Sepsis is a common cause of acute renal failure (ARF) in clinical practice. However, the precise mechanism of endotoxin-induced ARF is not fully understood. There have been several reports that inhalation of carbon monoxide (CO) gas could be protective against acute rejection in intestine, lung, and kidney transplantation. Thus, we investigated the direct effect of CO in an experimental ARF model of septic shock induced by lipopolysaccharide (LPS).

METHOD

Mice were pretreated with [Ru(CO)3Cl2]2 (CO donor compounds) at various concentrations (0.5, 1.0 and 2.0 microg) which were intravenously injected 24 h before intraperitoneal LPS injection.

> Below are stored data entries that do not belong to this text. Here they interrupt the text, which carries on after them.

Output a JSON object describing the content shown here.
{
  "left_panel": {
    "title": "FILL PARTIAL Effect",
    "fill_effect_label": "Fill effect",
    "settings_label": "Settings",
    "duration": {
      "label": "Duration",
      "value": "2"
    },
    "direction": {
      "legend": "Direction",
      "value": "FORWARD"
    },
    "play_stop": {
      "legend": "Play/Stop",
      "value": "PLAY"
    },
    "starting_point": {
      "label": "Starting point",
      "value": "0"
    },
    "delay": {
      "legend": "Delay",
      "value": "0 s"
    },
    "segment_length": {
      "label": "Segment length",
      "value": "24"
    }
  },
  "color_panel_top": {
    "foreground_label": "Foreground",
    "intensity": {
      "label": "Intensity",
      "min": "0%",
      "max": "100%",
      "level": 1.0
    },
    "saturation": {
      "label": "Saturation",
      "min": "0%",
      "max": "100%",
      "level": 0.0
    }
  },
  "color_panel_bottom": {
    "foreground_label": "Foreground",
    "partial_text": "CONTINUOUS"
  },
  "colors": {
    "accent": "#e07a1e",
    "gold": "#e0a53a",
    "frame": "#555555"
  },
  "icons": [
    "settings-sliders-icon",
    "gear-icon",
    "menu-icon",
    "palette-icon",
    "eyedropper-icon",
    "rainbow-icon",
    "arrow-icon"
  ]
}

Biomarkers including myeloperoxidase activity and histochemical staining were evaluated.

RESULTS

The elevation of plasma creatinine was suppressed in CO donor-pretreated mice compared with vehicle-treated mice (creatinine 0.35 vs. 0.25; p < 0.05) 24 h after LPS injection. Renal myeloperoxidase activity slightly decreased in CO donor-pretreated mice. In the histological examination, neutrophil infiltration was significantly diminished in CO donor-treated mice. Real-time polymerase chain reaction revealed significant improvements in inflammatory related genes, such as TNFalpha, MCP-1, RANTES and IL4.

CONCLUSION

Our results suggest the protective effect of the CO donor against endotoxin-induced renal injury; however, further study is needed to elucidate the mechanism.